Performance Estimate

Tokens/sec ~90.0
Batch size 32

info Technical Analysis

The NVIDIA RTX 4090, with its massive 24GB of GDDR6X VRAM, offers ample resources for running the BGE-Small-EN embedding model. BGE-Small-EN, a relatively small model with only 0.03 billion parameters, requires a mere 0.1GB of VRAM when using FP16 precision. This leaves a substantial 23.9GB of VRAM headroom, ensuring that memory constraints won't be a bottleneck. The RTX 4090's impressive 1.01 TB/s memory bandwidth further facilitates rapid data transfer between the GPU and memory, crucial for efficient model execution. The combination of abundant VRAM and high memory bandwidth allows for high throughput during inference.

lightbulb Recommendation

Given the RTX 4090's capabilities and the BGE-Small-EN's modest requirements, you can maximize throughput by increasing the batch size during inference. Experiment with batch sizes up to 32 or even higher to fully utilize the GPU's parallel processing power. Explore inference frameworks like vLLM or Text Generation Inference, which are designed to optimize performance for large language models and may offer additional speed improvements.
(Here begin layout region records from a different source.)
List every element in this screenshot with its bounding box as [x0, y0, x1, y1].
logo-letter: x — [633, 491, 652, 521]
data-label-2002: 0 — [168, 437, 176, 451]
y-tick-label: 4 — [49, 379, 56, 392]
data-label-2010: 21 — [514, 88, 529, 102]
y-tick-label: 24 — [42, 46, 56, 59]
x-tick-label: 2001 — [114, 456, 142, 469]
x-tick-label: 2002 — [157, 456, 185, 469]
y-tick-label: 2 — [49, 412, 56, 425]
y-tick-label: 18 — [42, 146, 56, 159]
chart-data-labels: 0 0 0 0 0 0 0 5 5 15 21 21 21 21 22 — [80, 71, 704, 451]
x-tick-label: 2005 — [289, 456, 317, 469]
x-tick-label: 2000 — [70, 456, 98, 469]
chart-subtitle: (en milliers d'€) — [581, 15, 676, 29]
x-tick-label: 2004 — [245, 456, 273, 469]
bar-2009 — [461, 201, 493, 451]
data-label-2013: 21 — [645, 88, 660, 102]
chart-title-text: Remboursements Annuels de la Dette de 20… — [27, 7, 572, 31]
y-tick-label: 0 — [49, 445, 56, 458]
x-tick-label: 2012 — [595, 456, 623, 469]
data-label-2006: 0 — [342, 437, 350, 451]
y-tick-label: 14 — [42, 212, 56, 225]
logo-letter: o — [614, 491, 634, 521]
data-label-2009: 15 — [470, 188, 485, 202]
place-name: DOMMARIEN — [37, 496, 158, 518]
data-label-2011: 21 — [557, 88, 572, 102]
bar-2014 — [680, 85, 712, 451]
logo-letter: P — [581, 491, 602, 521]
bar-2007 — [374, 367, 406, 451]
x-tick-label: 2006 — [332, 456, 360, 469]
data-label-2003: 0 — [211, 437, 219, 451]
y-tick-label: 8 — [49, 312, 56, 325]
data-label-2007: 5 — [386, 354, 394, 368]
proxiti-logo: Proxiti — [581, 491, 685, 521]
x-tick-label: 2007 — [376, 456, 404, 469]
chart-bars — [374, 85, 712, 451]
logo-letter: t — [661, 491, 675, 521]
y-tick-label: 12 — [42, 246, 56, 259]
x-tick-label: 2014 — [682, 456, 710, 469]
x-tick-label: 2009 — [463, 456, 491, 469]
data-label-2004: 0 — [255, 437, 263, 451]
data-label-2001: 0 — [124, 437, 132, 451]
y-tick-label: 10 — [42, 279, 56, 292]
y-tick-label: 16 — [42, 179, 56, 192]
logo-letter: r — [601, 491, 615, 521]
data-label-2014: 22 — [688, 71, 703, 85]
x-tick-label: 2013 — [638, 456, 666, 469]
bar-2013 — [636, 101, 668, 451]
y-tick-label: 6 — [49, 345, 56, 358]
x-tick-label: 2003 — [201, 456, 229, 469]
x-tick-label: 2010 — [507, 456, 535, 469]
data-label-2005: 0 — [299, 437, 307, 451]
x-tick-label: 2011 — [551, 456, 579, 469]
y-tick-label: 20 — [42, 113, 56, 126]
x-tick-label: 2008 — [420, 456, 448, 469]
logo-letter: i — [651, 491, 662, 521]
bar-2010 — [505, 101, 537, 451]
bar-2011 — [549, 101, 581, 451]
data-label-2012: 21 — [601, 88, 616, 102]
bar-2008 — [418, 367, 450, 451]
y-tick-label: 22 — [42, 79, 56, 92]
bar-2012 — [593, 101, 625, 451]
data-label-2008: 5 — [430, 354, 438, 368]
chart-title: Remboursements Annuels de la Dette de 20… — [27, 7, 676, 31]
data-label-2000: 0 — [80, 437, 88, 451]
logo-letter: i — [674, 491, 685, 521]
Consider using mixed precision (FP16 or even BF16) for further acceleration, although the model is already small enough that the benefits may be marginal.

tune Recommended Settings

Batch_Size
32
Context_Length
512
Other_Settings
['Enable CUDA graph capture for reduced latency', 'Experiment with different CUDA versions for optimal performance', 'Monitor GPU utilization and adjust batch size accordingly']
Inference_Framework
vLLM or Text Generation Inference
Quantization_Suggested
FP16 (default)

help Frequently Asked Questions

Is BGE-Small-EN compatible with NVIDIA RTX 4090? expand_more
Yes, BGE-Small-EN is fully compatible with the NVIDIA RTX 4090.
What VRAM is needed for BGE-Small-EN? expand_more
BGE-Small-EN requires approximately 0.1GB of VRAM when using FP16 precision.
How fast will BGE-Small-EN run on NVIDIA RTX 4090? expand_more
You can expect BGE-Small-EN to run very fast on the RTX 4090, achieving an estimated 90 tokens/sec. Optimize batch size for even better throughput.